Sometimes I feel bad from disconnecting from others with kids Andi's age. Then I take her to Costco, and I see a kid half her age sitting up in the shopping cart. It's hard. It's a hard that no parent should have to know, but this is our daily reality. It reminds me that being sort of distant, is a way of protecting myself from the severity of our situation. Seeing she's 0.01% on the weight chart -- it's one thing to see that on paper, or write that, it's another thing to see a kid half Andi's age twice her size. It takes the reality of the situation and makes me face it. Self involved, self-indulgent to avoid reality.... maybe, but I see it as a way of keeping my wits about me and enabling me to stay positive.
Andi's been doing really well lately. She's up to a 100 ml boluses, four times a day, then up to 34ml at night, for 10 hours. That's a lot of 33 calorie formula. In addition to that, she's taking food by mouth two to three times a day. With each feeding, she seems to be getting better. Practice makes perfect! Last week, she weighed in at 14 lbs, 7.5 oz's. A good weight gain (4.5 oz's) for two weeks! She's growing, even developing a bit of a belly. We're working on it! Haven't yet resorted to Burgerville, but we might just have to do a Tillamook Cheeseburger & chocolate shake in the Cuisinart!

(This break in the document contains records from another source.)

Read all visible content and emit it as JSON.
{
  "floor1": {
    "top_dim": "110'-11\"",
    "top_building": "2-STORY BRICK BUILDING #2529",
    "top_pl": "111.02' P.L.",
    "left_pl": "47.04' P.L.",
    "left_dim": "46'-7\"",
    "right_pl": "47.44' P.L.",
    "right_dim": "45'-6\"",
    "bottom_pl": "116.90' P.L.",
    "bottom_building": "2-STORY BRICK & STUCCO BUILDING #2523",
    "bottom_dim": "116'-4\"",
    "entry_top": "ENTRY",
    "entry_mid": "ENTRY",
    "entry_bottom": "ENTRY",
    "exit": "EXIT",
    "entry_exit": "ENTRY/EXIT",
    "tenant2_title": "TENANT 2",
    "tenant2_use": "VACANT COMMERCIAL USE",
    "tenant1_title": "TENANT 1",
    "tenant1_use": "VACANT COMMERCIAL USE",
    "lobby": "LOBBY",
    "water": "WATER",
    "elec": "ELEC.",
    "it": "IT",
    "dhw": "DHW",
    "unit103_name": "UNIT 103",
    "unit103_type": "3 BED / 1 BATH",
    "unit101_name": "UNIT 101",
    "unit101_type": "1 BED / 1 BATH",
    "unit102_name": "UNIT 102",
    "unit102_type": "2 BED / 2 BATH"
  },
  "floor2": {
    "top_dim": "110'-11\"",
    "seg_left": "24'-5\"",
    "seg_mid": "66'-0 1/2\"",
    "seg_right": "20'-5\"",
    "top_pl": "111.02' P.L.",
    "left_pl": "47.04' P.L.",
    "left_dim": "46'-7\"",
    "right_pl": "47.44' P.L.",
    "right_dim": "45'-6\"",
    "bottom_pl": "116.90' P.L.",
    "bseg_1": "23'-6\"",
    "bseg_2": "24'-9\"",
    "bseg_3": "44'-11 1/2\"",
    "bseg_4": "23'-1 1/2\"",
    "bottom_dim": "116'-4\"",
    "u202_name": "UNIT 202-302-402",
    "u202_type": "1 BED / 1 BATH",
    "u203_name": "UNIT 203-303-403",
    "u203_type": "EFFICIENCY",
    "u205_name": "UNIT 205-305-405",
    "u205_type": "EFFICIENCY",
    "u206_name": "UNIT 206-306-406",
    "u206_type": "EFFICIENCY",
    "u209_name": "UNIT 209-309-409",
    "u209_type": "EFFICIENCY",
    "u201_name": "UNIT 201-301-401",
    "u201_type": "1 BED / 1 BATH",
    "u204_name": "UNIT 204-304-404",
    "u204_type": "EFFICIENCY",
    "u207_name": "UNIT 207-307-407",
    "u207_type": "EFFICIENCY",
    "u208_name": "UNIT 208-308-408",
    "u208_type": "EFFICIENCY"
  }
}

Today, Andi initiated a new member into the yanked-out g-tube Hall Of Fame! Yep. Member #4 is her Grandma! Grandma was watching her today, and the dang thing got yanked out. I was on top of a hill, it felt like a mountain to Maddux and I who ran down it, but I'd settle for calling it a very steep hill. We got home despite dang stop lights, slow drivers and idiots in our path -- and popped the dang thing back in. To me, now that I've done it several times, it's no big deal. However, poor Grandma got to experience the fear. The gut retching fear of what to do, who to call, how to handle, and honestly, panic. It's panic inducing to those that haven't dealt with it, or know the specifics of how much time we have, how to handle, etc. Grandma is probably in need of a trip to the day spa, after enduring the trials of our reality. However, she did great and Andi is very sweet on her Grandma. Hopefully, Grandma is able to recover quickly.
So, we continue to work this reality, with our blinders on for safety. Perhaps it is a bit lame to the outsider looking in, but to us, it's self-protecting from an already saturated soul of worry.